Authored by simoll on Nov 18 2021, 1:08 AM.

Details

Summary

Update the reference publication for the SyncDependenceAnalysis and Divergence Analysis. Fix phrasing, formatting. Add comments on reducible loop limitation.

Diff Detail

Event Timeline

simoll created this revision.Nov 18 2021, 1:08 AM
simoll requested review of this revision.Nov 18 2021, 1:08 AM
Herald added a project: Restricted Project. · View Herald TranscriptNov 18 2021, 1:08 AM
simoll retitled this revision from [DA] Update publication - add remarks to [DA][NFC] Update publication - add remarks.Nov 18 2021, 1:09 AM
bmahjour removed a subscriber: bmahjour.Nov 18 2021, 5:48 AM

Not related to the changes proposed in this review, but it seems the PDT is not used by the implementation. It might be good to take out that dependency.

llvm/lib/Analysis/SyncDependenceAnalysis.cpp
103

Good to see both these points spelled out. We are currently working on an implementation that works with irreducible control flow. It's still a work in progress, but involves the new "CycleInfo" being introduced in D112696. I do believe that the single pass of DFA is a strength that need not be lost when handling irreducible control flow. CycleInfo provides a predictable way to work around the lack of a unique header.

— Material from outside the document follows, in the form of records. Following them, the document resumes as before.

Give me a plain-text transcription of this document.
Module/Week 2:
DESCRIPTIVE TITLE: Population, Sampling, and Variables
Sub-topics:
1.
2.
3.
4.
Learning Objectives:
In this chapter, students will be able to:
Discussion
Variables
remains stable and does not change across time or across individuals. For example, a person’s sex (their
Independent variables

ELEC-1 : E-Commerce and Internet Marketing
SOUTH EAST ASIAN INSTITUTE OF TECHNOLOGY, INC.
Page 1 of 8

One just needs to take extra care about entering the same irreducible loop multiple times when constructing ModifiedPO.

149–151

Is it correct to say that this is not critical for correctness? From what I understood, if other blocks (beyond the loop exit) got interleaved, the implementation will work, but unnecessarily visit and skip the interleaved blocks when walking backwards on the ModifiedPO.

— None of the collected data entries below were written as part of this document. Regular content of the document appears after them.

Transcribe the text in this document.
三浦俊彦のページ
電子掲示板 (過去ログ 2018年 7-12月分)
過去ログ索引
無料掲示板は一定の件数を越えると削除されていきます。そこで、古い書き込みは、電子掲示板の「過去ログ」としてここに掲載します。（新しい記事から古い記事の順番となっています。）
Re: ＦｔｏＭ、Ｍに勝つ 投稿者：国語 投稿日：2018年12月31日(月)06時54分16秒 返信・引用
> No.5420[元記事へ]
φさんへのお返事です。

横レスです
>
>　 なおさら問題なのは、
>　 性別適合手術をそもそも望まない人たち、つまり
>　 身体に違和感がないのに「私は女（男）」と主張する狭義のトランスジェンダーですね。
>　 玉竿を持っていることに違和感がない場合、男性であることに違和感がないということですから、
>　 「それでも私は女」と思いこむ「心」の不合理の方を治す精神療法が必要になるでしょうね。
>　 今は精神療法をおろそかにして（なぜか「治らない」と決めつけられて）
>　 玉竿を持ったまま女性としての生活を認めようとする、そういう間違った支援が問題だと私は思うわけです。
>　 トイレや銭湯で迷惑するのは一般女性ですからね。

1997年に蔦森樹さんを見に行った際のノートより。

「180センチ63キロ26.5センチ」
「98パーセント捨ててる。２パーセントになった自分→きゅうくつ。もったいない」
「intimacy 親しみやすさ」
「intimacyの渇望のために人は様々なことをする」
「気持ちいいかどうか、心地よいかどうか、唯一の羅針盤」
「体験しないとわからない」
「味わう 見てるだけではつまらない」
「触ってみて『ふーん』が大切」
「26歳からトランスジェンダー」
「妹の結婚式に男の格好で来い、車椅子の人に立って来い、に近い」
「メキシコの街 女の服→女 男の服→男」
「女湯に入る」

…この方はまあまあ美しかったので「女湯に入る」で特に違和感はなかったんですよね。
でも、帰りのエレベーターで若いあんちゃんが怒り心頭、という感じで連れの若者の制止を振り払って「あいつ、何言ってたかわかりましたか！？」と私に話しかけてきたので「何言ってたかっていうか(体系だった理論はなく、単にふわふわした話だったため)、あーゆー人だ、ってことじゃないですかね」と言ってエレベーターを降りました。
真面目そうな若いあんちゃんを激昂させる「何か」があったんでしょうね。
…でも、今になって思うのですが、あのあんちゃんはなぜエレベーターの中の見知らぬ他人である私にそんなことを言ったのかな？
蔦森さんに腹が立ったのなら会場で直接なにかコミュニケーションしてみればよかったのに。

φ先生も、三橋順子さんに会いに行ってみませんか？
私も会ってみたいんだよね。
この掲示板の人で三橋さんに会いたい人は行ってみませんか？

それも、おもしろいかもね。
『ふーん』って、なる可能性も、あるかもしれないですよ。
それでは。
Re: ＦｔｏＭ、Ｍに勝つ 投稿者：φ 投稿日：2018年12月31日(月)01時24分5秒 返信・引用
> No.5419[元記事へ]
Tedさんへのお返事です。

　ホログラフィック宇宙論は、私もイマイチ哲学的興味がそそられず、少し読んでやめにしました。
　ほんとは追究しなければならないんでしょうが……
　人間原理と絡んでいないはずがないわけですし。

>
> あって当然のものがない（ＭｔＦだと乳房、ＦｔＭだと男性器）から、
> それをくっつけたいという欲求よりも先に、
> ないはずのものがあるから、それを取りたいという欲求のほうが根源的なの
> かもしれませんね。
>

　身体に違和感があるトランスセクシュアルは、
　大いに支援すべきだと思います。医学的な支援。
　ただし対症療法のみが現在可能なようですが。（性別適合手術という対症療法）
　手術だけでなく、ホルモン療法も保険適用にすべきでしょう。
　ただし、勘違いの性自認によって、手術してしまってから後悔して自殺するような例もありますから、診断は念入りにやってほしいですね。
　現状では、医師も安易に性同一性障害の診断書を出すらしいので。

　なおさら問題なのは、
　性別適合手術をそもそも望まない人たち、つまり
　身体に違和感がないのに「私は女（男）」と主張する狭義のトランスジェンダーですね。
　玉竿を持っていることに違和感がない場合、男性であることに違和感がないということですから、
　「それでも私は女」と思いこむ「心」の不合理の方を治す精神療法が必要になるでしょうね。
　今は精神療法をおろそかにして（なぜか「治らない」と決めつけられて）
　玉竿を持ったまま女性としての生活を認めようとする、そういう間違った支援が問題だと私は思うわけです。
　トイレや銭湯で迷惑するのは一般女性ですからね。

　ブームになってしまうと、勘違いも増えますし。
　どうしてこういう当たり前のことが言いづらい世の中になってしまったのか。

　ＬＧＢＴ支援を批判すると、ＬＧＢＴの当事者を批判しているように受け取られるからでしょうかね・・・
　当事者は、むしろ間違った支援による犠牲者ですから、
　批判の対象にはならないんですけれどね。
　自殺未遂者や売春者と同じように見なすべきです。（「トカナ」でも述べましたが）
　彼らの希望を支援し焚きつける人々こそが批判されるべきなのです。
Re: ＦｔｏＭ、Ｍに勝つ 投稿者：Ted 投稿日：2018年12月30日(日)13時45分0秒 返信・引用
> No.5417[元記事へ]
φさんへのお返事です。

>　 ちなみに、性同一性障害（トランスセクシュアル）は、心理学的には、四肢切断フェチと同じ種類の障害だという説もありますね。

Not related to the changes proposed in this review, but it seems the PDT is not used by the implementation. It might be good to take out that dependency.

All good points. PDT and the comment on strict loop compactness are leftovers. I will remove PDT in a followup patch.

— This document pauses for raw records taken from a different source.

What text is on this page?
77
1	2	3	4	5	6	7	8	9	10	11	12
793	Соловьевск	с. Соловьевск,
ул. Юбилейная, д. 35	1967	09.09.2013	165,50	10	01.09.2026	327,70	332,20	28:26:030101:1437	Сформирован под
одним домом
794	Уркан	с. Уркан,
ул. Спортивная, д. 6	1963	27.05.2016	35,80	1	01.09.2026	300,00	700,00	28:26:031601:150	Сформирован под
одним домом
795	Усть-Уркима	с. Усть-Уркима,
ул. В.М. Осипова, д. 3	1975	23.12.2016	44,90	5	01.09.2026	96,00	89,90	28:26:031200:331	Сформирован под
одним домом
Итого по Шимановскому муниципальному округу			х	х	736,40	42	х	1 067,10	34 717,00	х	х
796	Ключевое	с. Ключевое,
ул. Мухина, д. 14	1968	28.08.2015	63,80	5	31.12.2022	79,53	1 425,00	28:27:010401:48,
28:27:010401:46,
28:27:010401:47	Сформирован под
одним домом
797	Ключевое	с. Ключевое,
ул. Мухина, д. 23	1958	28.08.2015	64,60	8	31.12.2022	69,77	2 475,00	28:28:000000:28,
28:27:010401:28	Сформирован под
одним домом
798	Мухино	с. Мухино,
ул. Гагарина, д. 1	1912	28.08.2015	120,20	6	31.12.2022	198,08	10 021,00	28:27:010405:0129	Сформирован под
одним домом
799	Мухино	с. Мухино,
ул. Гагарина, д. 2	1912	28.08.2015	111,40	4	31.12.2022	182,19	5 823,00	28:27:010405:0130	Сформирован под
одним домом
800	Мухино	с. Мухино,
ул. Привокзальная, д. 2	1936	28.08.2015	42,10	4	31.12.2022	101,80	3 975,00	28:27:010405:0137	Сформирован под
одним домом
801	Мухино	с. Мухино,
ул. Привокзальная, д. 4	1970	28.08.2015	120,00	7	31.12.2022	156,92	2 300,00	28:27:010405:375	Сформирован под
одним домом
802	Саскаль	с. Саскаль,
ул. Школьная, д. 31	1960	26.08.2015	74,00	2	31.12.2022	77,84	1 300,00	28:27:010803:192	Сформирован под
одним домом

llvm/lib/Analysis/SyncDependenceAnalysis.cpp
103

Regarding irreducibility, the unclear part to me always was whether the analysis result (detected joins, synchronization points) in IR still represents the synchronization we will end up getting with the final binary on actual hardware.
So the issue is not really getting some result but making sure the entire stack agrees on synchronization.

D85603 should help here. However, if a kernel is irreducible and doesn't use the tools of the patch, the documentation says that reconvergence should be maximal, as early as possible - this may be ambiguous in irreducible control (IIUC implementation defined with cycles).

This is less of an issue with reducible loops as there is a (mostly unspoken) mutual understanding where synchronization happens and so all transformations will abide to that. This is starting to fade however as more recent hardware breaks with the traditions on synchronization.

149–151

Correct. Exit blocks must have a lower number than the loop header in the traversal (to account for the virtual edge from header to exit). The PO should take care of all other dependences.
Strict loop compactness is a relic from the earlier implementation that recursed on the loop tree during propagation.

It may help with efficiency though.

All good points. PDT and the comment on strict loop compactness are leftovers. I will remove PDT in a followup patch.

So will you be rephrasing the compactness in this patch? While I am convinced that it does not affect correctness, I have not thought about whether it affects accuracy, i.e., whether the lack of compactness may result in some places being marked divergent when they aren't.

llvm/lib/Analysis/SyncDependenceAnalysis.cpp
103

Indeed, D85603 is a big part of the work being done for the AMDGPU backend. As part of its cleanup, I am hoping to make some conservative statements about the default behaviour when the intrinsics are not being used. The minimal goal is to gracefully handle irreducible control flow, unlike the current DA implementation where we just give up and assume everything is divergent. More as soon as I am in a confident place to make specific statements.

All good points. PDT and the comment on strict loop compactness are leftovers. I will remove PDT in a followup patch.

So will you be rephrasing the compactness in this patch? While I am convinced that it does not affect correctness, I have not thought about whether it affects accuracy, i.e., whether the lack of compactness may result in some places being marked divergent when they aren't.

I won't touch the comment on loop compactness in this patch. The change does modify how we think about this, which shouldn't happen in the same commit as an updated reference.
Giving up loop compactness (not the order constraints on the loop header/exits though!) shouldn't even change the result of the analysis tbh.

sameerds accepted this revision.Nov 22 2021, 2:17 AM
This revision is now accepted and ready to land.Nov 22 2021, 2:17 AM
This revision was landed with ongoing or failed builds.Nov 22 2021, 3:59 AM
This revision was automatically updated to reflect the committed changes.